The view from one hospital (Sheppard Pratt) is a bit more nuanced. It is obvious that inpatient care must have the safety of patients and staff as its top priority so that the major task of crisis stabilization can proceed effectively and efficiently and so recruitment and retention of high-quality nursing staff can occur. Staff retention and turnover are constant problems in our hospital and in many acute care settings. In fact, the greatest risk is the risk of self-harm—patient self-injury and, more rarely, inpatient suicide remain major challenges for all inpatient facilities. For staff, the potential of assault by patients is a major risk to other patients and staff. Therefore, increasing the ability of staff to anticipate and prevent aggressive events is critical to avert injury. At our hospital we have moved away from an emphasis on the proper use of restraint and seclusion to an emphasis on reducing their use by changing the culture of the inpatient stay and by developing tools and techniques to prevent aggressive episodes from ever escalating to the point of needing an intervention that requires restraint or seclusion. Reducing violence and aggression will reduce restraint and seclusion. Interventions that reduce violence not only improve safety but also improve the treatment experience for patients and families.
This requires strong leadership from the top down. It means finding new ways of hiring, orienting, and mentoring staff to embrace a different culture. It involves using timely data to track progress. It requires hiring former patients (consumers) to help in the training and debriefing process. We review each restraint and seclusion situation to see what can be learned to prevent aggression from escalating into another episode. Reducing seclusion and restraint requires asking patients about "triggers" before episodes of seclusion and restraint and also asking them what can be done to avoid aggressive confrontations. Debriefings are formalized and involve leadership in the organization. This is no quick fix; it requires ongoing and continuous attention.
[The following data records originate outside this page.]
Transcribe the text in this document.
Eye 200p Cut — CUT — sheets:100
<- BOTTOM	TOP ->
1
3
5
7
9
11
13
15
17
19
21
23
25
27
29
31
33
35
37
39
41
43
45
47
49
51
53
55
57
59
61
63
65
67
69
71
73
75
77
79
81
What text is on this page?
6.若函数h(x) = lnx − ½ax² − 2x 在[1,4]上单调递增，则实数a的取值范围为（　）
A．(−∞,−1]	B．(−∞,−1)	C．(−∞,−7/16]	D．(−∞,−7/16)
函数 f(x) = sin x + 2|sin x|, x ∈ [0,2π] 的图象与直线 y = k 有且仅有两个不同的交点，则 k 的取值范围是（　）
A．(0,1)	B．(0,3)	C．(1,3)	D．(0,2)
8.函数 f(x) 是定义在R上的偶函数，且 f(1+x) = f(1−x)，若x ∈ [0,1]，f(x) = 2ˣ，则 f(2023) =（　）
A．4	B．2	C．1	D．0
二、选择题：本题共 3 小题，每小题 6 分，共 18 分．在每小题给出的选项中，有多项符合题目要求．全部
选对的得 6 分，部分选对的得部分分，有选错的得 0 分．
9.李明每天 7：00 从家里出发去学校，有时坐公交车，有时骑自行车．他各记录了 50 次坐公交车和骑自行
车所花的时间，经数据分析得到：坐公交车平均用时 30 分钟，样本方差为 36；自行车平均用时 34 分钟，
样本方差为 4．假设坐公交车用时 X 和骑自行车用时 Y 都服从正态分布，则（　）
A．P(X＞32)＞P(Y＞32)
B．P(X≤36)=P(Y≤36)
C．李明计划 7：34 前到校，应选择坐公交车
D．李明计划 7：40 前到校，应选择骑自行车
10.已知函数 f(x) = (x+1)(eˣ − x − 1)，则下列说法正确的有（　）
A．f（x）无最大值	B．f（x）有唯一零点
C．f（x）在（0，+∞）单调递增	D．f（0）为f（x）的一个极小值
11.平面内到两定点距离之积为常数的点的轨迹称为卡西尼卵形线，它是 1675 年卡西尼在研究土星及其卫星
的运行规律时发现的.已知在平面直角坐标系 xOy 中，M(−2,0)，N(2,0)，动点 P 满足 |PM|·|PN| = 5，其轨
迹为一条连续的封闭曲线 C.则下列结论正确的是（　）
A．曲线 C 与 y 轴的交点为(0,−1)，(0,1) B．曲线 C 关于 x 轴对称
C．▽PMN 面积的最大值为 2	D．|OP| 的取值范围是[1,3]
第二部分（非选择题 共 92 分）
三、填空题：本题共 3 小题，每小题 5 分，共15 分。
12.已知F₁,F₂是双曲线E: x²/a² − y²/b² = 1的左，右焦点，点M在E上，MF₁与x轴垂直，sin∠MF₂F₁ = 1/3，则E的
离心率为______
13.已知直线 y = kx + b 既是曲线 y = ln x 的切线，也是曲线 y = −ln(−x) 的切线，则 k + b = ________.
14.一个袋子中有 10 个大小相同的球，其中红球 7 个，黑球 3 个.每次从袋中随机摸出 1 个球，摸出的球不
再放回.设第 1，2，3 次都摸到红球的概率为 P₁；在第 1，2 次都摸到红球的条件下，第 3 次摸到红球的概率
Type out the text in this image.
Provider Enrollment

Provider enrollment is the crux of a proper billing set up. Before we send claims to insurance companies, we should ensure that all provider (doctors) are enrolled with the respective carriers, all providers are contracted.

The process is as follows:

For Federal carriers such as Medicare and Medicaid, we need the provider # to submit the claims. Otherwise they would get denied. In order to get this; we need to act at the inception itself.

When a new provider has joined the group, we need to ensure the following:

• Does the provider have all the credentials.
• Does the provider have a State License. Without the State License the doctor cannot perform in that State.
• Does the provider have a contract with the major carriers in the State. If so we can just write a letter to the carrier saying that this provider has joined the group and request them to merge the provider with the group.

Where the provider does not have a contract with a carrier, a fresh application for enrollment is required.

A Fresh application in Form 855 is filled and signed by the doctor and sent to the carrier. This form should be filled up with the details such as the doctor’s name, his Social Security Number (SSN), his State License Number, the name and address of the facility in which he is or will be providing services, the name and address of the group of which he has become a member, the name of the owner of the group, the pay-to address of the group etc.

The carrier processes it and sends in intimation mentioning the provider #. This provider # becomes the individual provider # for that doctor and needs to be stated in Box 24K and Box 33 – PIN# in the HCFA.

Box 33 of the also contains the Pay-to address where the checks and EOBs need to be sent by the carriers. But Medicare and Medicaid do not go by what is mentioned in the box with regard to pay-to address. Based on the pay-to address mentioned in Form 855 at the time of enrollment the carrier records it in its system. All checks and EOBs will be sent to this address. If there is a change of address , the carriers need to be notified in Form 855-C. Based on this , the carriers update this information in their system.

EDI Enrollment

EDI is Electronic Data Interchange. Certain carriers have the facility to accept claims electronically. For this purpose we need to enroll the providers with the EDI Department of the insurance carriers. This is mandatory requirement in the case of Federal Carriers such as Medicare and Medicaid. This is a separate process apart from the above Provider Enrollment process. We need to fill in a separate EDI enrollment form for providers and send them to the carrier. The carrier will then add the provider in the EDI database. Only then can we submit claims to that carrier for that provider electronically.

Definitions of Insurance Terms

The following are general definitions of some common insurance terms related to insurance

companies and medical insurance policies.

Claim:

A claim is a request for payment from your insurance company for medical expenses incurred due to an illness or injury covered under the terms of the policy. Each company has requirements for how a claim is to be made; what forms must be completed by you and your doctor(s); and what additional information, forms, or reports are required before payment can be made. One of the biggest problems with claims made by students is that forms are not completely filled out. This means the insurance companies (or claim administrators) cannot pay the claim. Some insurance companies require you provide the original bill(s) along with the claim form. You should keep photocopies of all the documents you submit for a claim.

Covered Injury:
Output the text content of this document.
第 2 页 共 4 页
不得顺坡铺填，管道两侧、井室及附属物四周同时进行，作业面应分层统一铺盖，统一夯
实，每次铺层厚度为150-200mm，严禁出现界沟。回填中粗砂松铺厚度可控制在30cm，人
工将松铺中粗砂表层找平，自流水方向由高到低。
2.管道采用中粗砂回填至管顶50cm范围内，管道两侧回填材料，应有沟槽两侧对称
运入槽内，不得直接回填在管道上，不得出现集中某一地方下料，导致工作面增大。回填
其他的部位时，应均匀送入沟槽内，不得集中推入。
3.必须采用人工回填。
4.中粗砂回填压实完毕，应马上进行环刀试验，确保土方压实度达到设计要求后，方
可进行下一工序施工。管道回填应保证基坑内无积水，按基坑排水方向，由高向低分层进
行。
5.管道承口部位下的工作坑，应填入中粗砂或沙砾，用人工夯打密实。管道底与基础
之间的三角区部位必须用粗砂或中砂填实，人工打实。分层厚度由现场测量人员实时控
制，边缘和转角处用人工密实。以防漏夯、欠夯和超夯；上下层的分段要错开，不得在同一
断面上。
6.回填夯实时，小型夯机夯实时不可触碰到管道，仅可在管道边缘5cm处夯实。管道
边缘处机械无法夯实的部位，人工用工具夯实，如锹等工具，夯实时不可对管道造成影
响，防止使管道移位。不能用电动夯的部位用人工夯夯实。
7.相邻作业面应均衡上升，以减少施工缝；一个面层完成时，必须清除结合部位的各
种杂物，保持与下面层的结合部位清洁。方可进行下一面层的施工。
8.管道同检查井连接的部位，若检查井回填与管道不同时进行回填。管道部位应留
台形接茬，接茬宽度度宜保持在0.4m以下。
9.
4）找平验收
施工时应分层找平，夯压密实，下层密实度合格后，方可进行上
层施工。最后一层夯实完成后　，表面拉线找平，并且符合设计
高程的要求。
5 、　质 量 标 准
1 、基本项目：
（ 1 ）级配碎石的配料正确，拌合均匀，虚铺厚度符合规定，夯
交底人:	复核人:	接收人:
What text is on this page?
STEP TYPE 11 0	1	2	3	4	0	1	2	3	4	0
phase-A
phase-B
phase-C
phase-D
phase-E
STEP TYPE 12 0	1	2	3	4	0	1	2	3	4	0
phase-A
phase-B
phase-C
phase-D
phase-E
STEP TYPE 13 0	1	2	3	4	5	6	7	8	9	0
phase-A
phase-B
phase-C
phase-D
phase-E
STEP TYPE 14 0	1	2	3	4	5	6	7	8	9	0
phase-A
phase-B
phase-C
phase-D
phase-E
In our hospital in Baltimore with nearly 7,500 admissions per year, we have been successful in dramatically reducing seclusion and restraint. We have developed the SPARC campaign—Sheppard Pratt Aggression Reduction Campaign—and have celebrated our successes along the way. Episodes of seclusion and restraint have dramatically decreased but have not yet been eliminated.
A very small number of patients pose the highest risk of aggression and potential use of restraint and seclusion. Not admitting these patients—screening them out of the psychiatric hospital stay—is potentially the most effective way to reduce and eliminate the use of restraint and seclusion and to lower the level of aggression on inpatient units. The problem with this approach is that it will expose more individuals with psychiatric disorders to homelessness, criminalization, and incarceration in jails and prisons. We already have a major public health crisis in the numbers of persons with mental illness who are in jails and prisons. In our effort to make hospitals free of restraint and seclusion, we could add to this problem by refusing to admit individuals with a history of violence or prior episodes of restraint and seclusion.
With that caveat in mind, it is incumbent on psychiatric hospital leaders to make every effort to exceed the regulatory or oversight expectations and ensure the safety of an acute inpatient stay by reducing restraint and seclusion. Elimination of restraint and seclusion should be a goal, but it may be difficult to accomplish if we endeavor to treat individuals with acute psychosis who have a history of violence and whose recent violent behavior has led to hospitalization. Safety is the top priority. Without safety, there is no treatment.